I remember a lot of detail about that moment. I know I had come through the front door to an empty house, it was a cold fall night, and our telephone sat on a table inside the kitchen. I checked it for messages and heard your sister's voice tell me this:
I'm so sorry you lost your ring. You and Louise must be so upset.
Except I couldn't be upset about something I didn't know. Something you hadn't told me.
The details of our confrontation about the lost ring have long since faded. I must have known the secret-keeping meant remorse. And I must have understood you told her first, because you didn't know what to do or how to tell me.
We came together to search over the next several days, but never found it. I wasn't angry, but it did hurt me. When I slid that ring on your finger and gave you my vows, I also gave too much weight to its symbolism. I thought we needed it as a reminder we had chosen one another. It had been less than a year since our wedding day, and I still felt tentative in our new roles.
Maybe that mindset was part of my youth; we were so young then. I believed commitment and love were made stronger if they were marked with outward gestures. And if that symbol could so easily be lost, so early in our marriage, how easily could the strength of a relationship meant to last a lifetime be lost, too?
But you've never shared that thinking. I knew that about you then.
And I love that about you now, even when I forget that I do.
You pour your love into private moments and the quiet work of marriage, while I busy myself with the loudness of it.
Before the time we could order everything with a click, you convinced a pharmacist to show you a medical supplies ordering catalogue and then convinced him to place an order for something called a fetoscope because you had been watching me struggle with anxiety about losing another baby. He tried to warn you it would be hard to use. But you patiently listened to my swollen belly every night until she was born—though neither of us could make out a heartbeat most of the time. And I know for someone who relies on facts more than feelings, it was a lot for you. But it was never about you, it was about believing in us, and that's what comforted me most.
No one knew about that fetoscope but me and you and the midwifery student I eventually gave it to, when I was ready to let it go. There have been moments like this too many to count over the last 16 years, but I have counted them anyway. Most of the gestures that remind me of your commitment and love are hidden from the rest of the world, because you only want me to have to them.
As the months and then years passed, they were more than enough to replace the ring.
Then came an opportunity for me to create a new ring for you with my own hands. And it felt like the right time. I don't need a ring to reassure me anymore. I know it could never truly represent the work it takes to bring ourselves together, to meet each other halfway, to stay committed. Experience has taught me how little material things matter when we measure the worthiness of love.
Instead, a new ring would be a reminder of the work and the worth of our greatest achievements, both joyful and hard. And I wanted to give this reminder to you.
It began with a larger piece of sterling silver that I had to cut and shape to fit you. It wasn't easy to saw through the metal, and take only what I needed, though it seemed right the hardest work was at the beginning. I began tentatively until I found my rhythm and came away with an imperfect and somewhat jagged piece that I filed and filed until it was smooth.

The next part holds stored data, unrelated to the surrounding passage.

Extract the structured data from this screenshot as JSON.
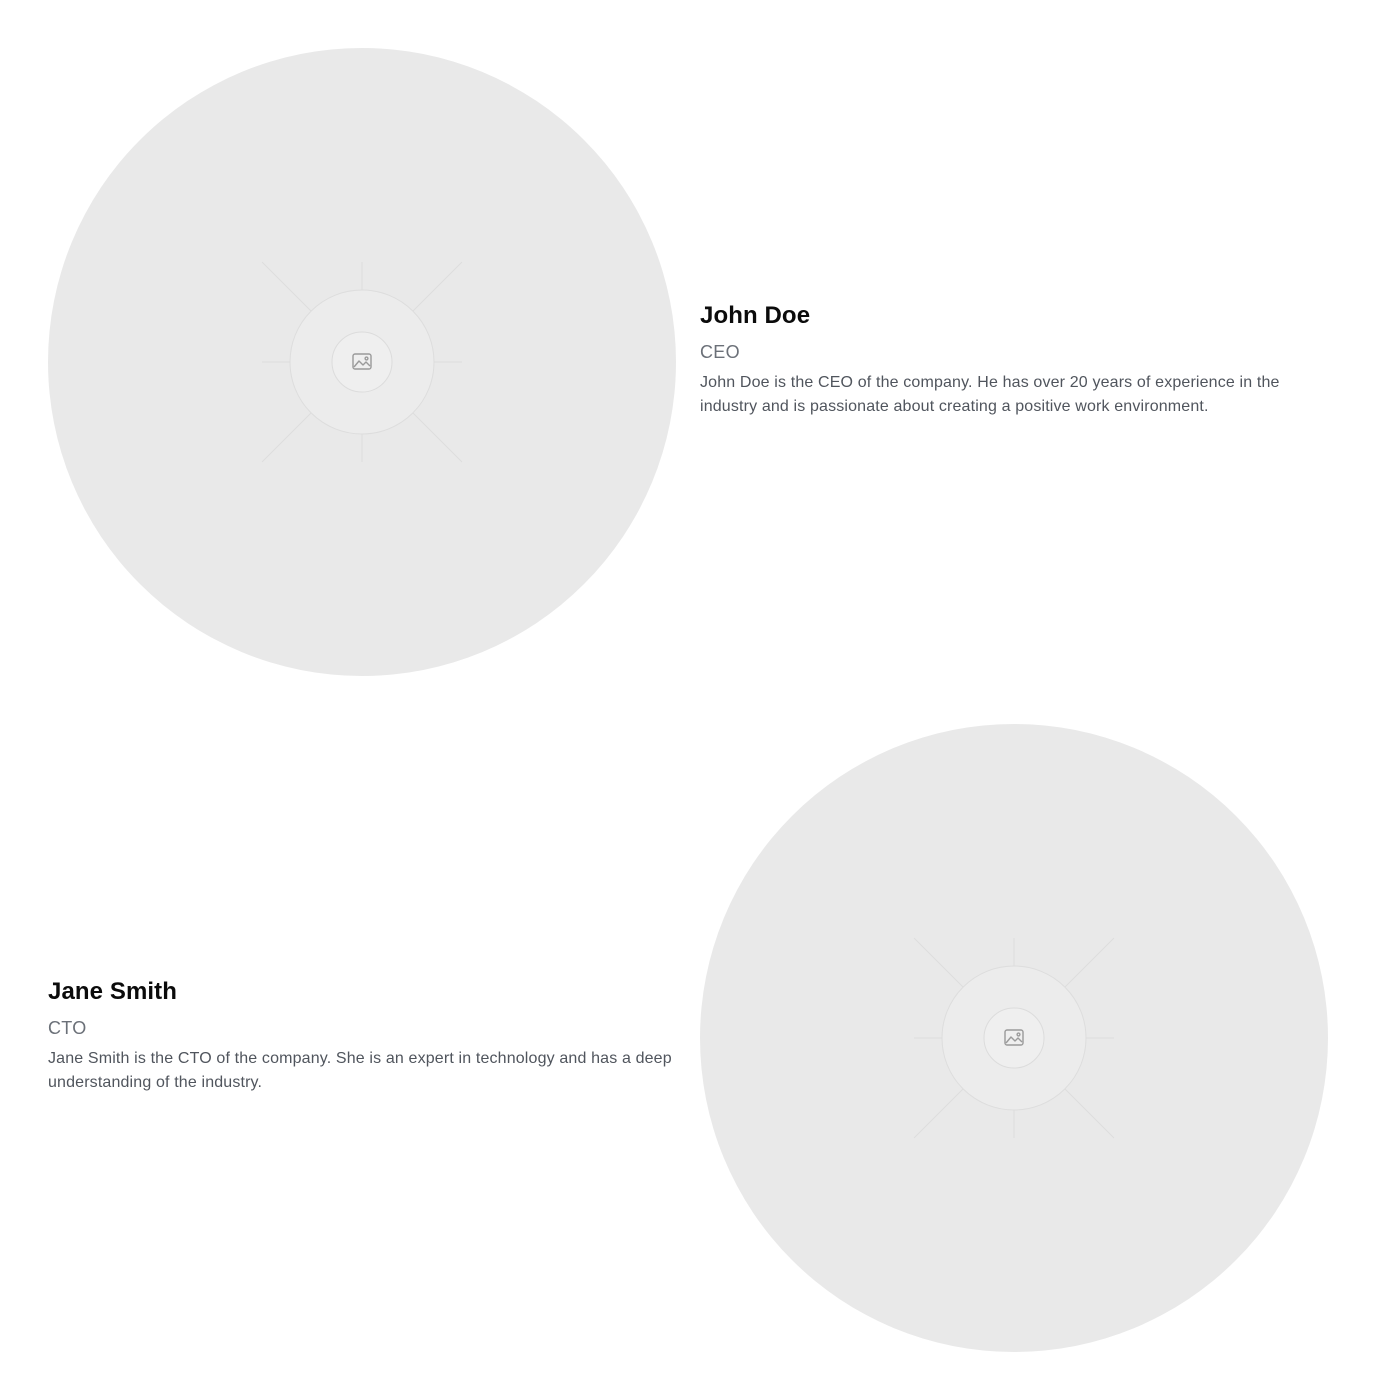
{
  "team": [
    {
      "name": "John Doe",
      "role": "CEO",
      "bio": "John Doe is the CEO of the company. He has over 20 years of experience in the industry and is passionate about creating a positive work environment.",
      "photo_icon": "image-placeholder-icon"
    },
    {
      "name": "Jane Smith",
      "role": "CTO",
      "bio": "Jane Smith is the CTO of the company. She is an expert in technology and has a deep understanding of the industry.",
      "photo_icon": "image-placeholder-icon"
    }
  ],
  "colors": {
    "background": "#ffffff",
    "photo_placeholder": "#e9e9e9",
    "name_text": "#0b0b0b",
    "role_text": "#6b7078",
    "bio_text": "#50555d"
  }
}
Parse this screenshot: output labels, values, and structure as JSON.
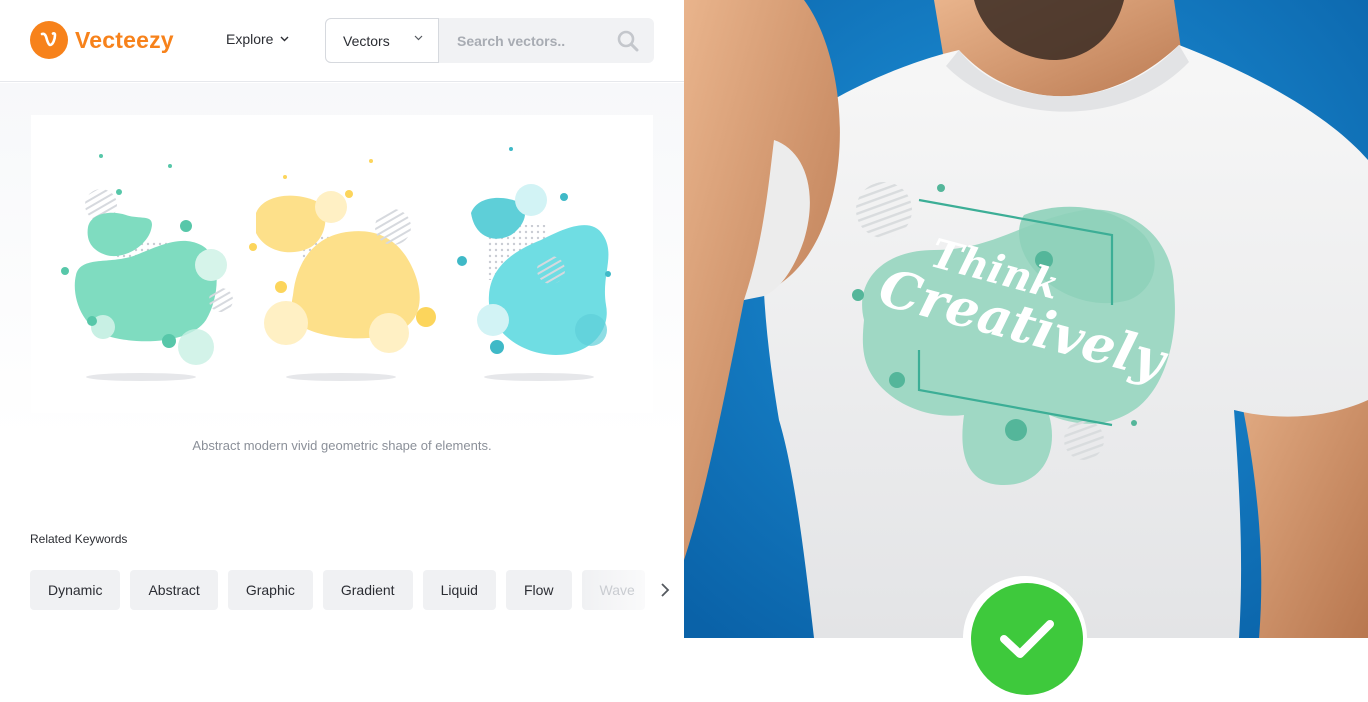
{
  "brand": {
    "name": "Vecteezy",
    "color": "#f7821b"
  },
  "nav": {
    "explore_label": "Explore"
  },
  "search": {
    "type_label": "Vectors",
    "placeholder": "Search vectors.."
  },
  "asset": {
    "caption": "Abstract modern vivid geometric shape of elements.",
    "colors": [
      "#7fdcc0",
      "#fde08a",
      "#6fdde3"
    ]
  },
  "related": {
    "title": "Related Keywords",
    "keywords": [
      "Dynamic",
      "Abstract",
      "Graphic",
      "Gradient",
      "Liquid",
      "Flow",
      "Wave"
    ]
  },
  "mockup": {
    "shirt_text_line1": "Think",
    "shirt_text_line2": "Creatively",
    "background_color": "#0f7dc6",
    "badge_color": "#3ec93c"
  }
}
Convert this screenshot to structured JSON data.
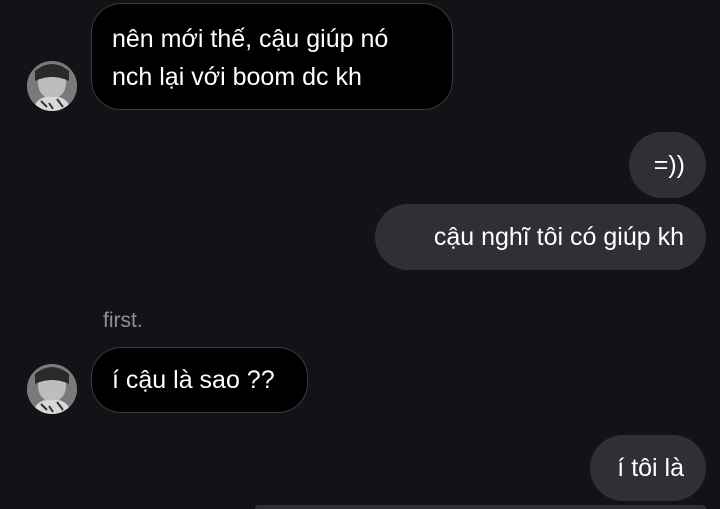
{
  "thread": {
    "msg1": {
      "line1": "nên mới thế, cậu giúp nó",
      "line2": "nch lại với boom dc kh"
    },
    "msg2": {
      "text": "=))"
    },
    "msg3": {
      "text": "cậu nghĩ tôi có giúp kh"
    },
    "sender_name": "first.",
    "msg4": {
      "text": "í cậu là sao ??"
    },
    "msg5": {
      "text": "í tôi là"
    }
  },
  "colors": {
    "background": "#121217",
    "incoming_bubble": "#000000",
    "incoming_border": "#3a3a3f",
    "outgoing_bubble": "#2f3035",
    "sender_name": "#8f8f94",
    "text": "#ffffff"
  },
  "icons": {
    "avatar": "avatar-photo"
  }
}
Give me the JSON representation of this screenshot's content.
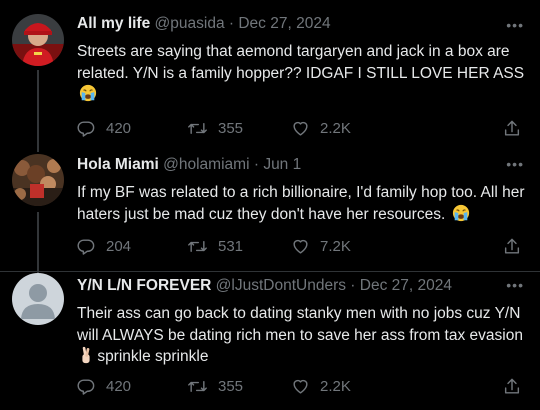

After that step, I was handed a torch and given careful instructions about heating the metal with care, so I could bend it into its final shape. I watched as the metal turned yellow, blue and finally red. And it struck me how the colours could be used to describe the fear, sadness and anger that are also part of being in a long relationship with someone you love.
Though they are emotions we don't like to experience, we've shared enough of them to understand they also help to change and soften us. Playing with fire is scary—because it changes everything. And there have been moments I have been scared. When I couldn't find the version of us I had imagined. When I knew we couldn't go back, but wasn't sure how to go on. But without the flame, that changed the metal and rearranged its molecules so the two ends of silver could meet, your ring would never take the shape it was meant to. Fearlessness and faith is what we need to be able to bend and bring ourselves together; you've helped me have both.
To solder the ends of the ring together, I had to heat and grab tiny flecks of metal and place them along the open seam until it became invisible. I picked them up carefully one at a time, imagining they were the people and experiences that have helped make us stronger. And I reminded myself that without them, a crack would always appear.
The final step was to rinse, sand, and polish the metal back to its perfect state; a gleaming surface that offered me a glimpse of my own reflection as I hunched over it. But we have to look at ourselves as much as we look at the other when it comes to relationships. Love shouldn't have to be proven. It grows by encouraging it in each other. And you always do. I hope I do, too.
Now when I look back, I realize it was easier to tell your sister before you told me. You knew you wouldn't share the same sense of loss I would feel when I found out. Even then—at the very beginning of our story—you knew losing that ring wouldn't take anything from us.
And you were right.
+ + +
It was very meaningful to be able to create this ring in my talented sister-in-law's studio.
She offers wedding band classes to couples, as well as intimate jewellery-making sessions.
Yes, she was the one who left the message on our phone.
And she is also one of those tiny flecks that helps to hold our ends together.